Lo había reconocido. No había hecho falta violarla con un cuchillo, gritarle perra en la cara, o pedirle explicaciones. Lo había reconocido, después de siete años. Eso solo podía querer decir que él todavía le importaba, que sentía remordimiento por lo que le había hecho —¿acaso no le evitaba la mirada, como aquellos que sienten culpa?—, y que estaba dispuesta a darse una nueva oportunidad y volver a empezar. Solo eso podía significar este encuentro, el sueño cumplido. Si no para qué, para qué le va a hacer esto el destino.

Sale con sus tres bolsas a enfrentar un tremendo sol de mediodía de domingo. Siente que el calor se le mete entre las venas y lo penetra, desbordándolo de energía. Como cuando ella lo tocó recién, al tomarle los billetes.

Ya no está solo. Tiene adonde ir. No lo puede creer. Debe de estar soñando. Por fin. Siete años. Ahora puede dejar de soñarla, porque tiene donde buscarla. Puede volverla realidad de nuevo, pero esta vez habiendo enmendado los errores del pasado, soñando juntos el futuro. Juntos, qué bien suena, se dice, mientras flota por la vereda sin sentir el peso de los huevos y la leche.

Estaba más linda que nunca; no parecía haber pasado tanto tiempo en una celda, y el nuevo corte le sentaba muy bien, más corto y con esas capas de rubio y moreno mezcladas, muy moderna, y los labios un toque más rojos que antes, los ojos más demarcados, los brazos y cachetes un poco más rellenitos. Estaba divina.

Lo había reconocido después de siete años. Por poco tenía ganas de silbarlo, de gritarlo a viva voz ahí mismo, en plena avenida Rivadavia. Lo había reconocido, y eso solo podía significar una cosa: que ella también lo había soñado a él esos siete años, no había otra explicación, ella lo había soñado también y por lo tanto era mentira que la tenía de adorno. Más bien la tenía bien puesta. De otra forma, ¿cómo habría hecho para reconocerlo, con la calvicie acrecentada de siete años, los kilos agregados en la panza, las líneas nuevas en la cara, la piel opaca, los anteojos? Solo alguien que hubiera pensado en él con la misma intensidad que él en ella podría reconocerlo después de tantos años.
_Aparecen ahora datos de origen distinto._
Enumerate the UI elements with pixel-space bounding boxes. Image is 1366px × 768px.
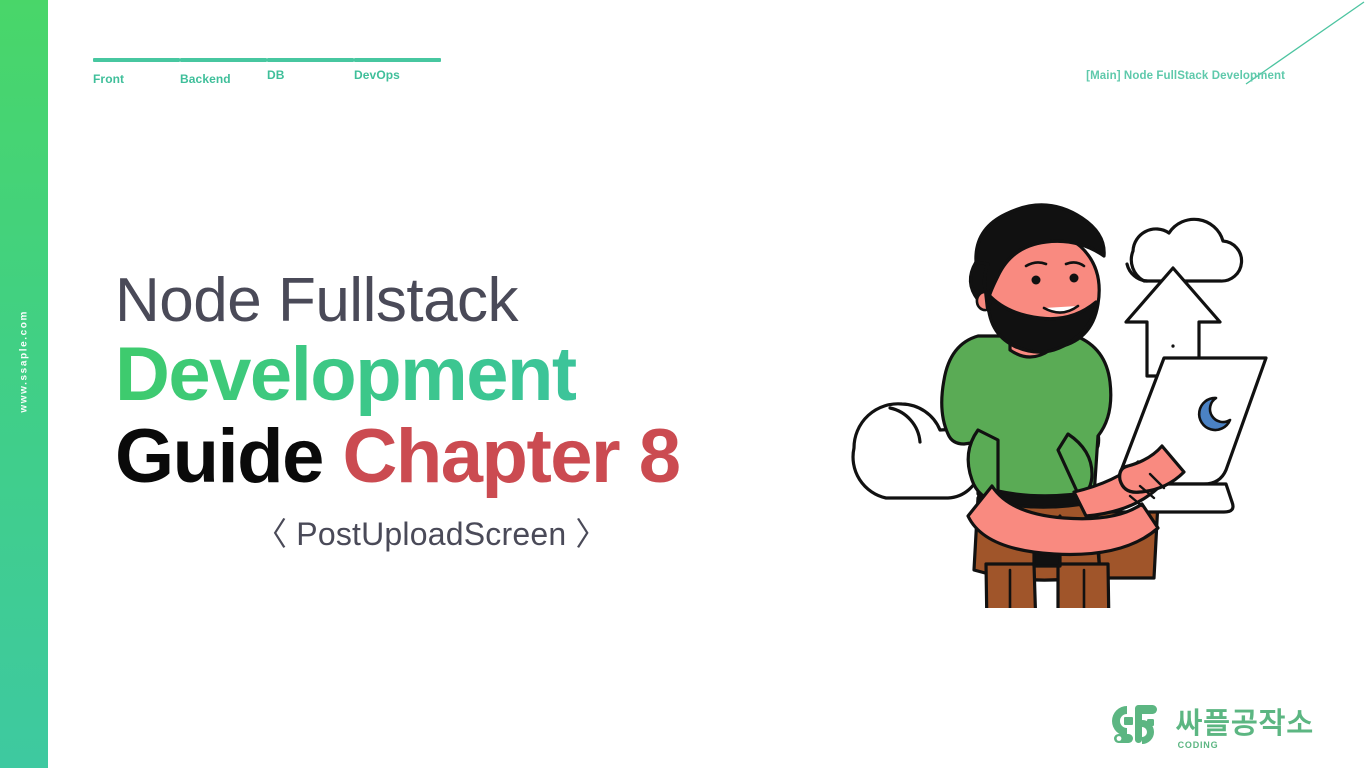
- nav-label-backend: Backend: [180, 72, 267, 86]
- left-accent-bar: www.ssaple.com: [0, 0, 48, 768]
- nav-item-db[interactable]: DB: [267, 58, 354, 86]
- slide-root: www.ssaple.com Front Backend DB DevOps […: [0, 0, 1366, 768]
- sidebar-website-url: www.ssaple.com: [19, 310, 30, 413]
- top-nav: Front Backend DB DevOps: [93, 58, 441, 86]
- nav-rule-db: [267, 58, 354, 62]
- nav-label-db: DB: [267, 68, 354, 82]
- nav-item-backend[interactable]: Backend: [180, 58, 267, 86]
- brand-tagline: CODING: [1178, 740, 1219, 750]
- nav-rule-front: [93, 58, 180, 62]
- page-title-guide: Guide: [115, 414, 342, 499]
- brand-name: 싸플공작소: [1176, 710, 1314, 739]
- nav-rule-devops: [354, 58, 441, 62]
- nav-label-devops: DevOps: [354, 68, 441, 82]
- ssaple-logo-icon: [1110, 700, 1166, 748]
- brand-logo: 싸플공작소 CODING: [1110, 700, 1314, 748]
- cloud-upload-icon: [1127, 219, 1242, 281]
- nav-item-front[interactable]: Front: [93, 58, 180, 86]
- page-title-line-3: Guide Chapter 8: [115, 417, 755, 497]
- page-subtitle-screen-name: 〈 PostUploadScreen 〉: [255, 509, 755, 555]
- nav-label-front: Front: [93, 72, 180, 86]
- nav-rule-backend: [180, 58, 267, 62]
- brand-text: 싸플공작소 CODING: [1176, 710, 1314, 739]
- hero-illustration: [828, 198, 1268, 608]
- nav-item-devops[interactable]: DevOps: [354, 58, 441, 86]
- page-title-line-1: Node Fullstack: [115, 270, 755, 332]
- page-title-chapter: Chapter 8: [342, 414, 679, 499]
- breadcrumb: [Main] Node FullStack Development: [1086, 70, 1285, 82]
- title-block: Node Fullstack Development Guide Chapter…: [115, 270, 755, 555]
- page-title-line-2: Development: [115, 332, 576, 417]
Al fin y al cabo, ya no era un pibe, los años no pasan en vano. Pero ella lo había visto como hace siete años, como lo había venido soñando todo este tiempo, y con eso le bastaba.

Mañana piensa volver al súper, y traspasado también. Poco a poco la recobraría. Lo sabía, ahora más que nunca, ahora que sabía que ella no lo había olvidado. Finalmente lo sabe. Lo sabe con certeza. Con la certeza de un sueño.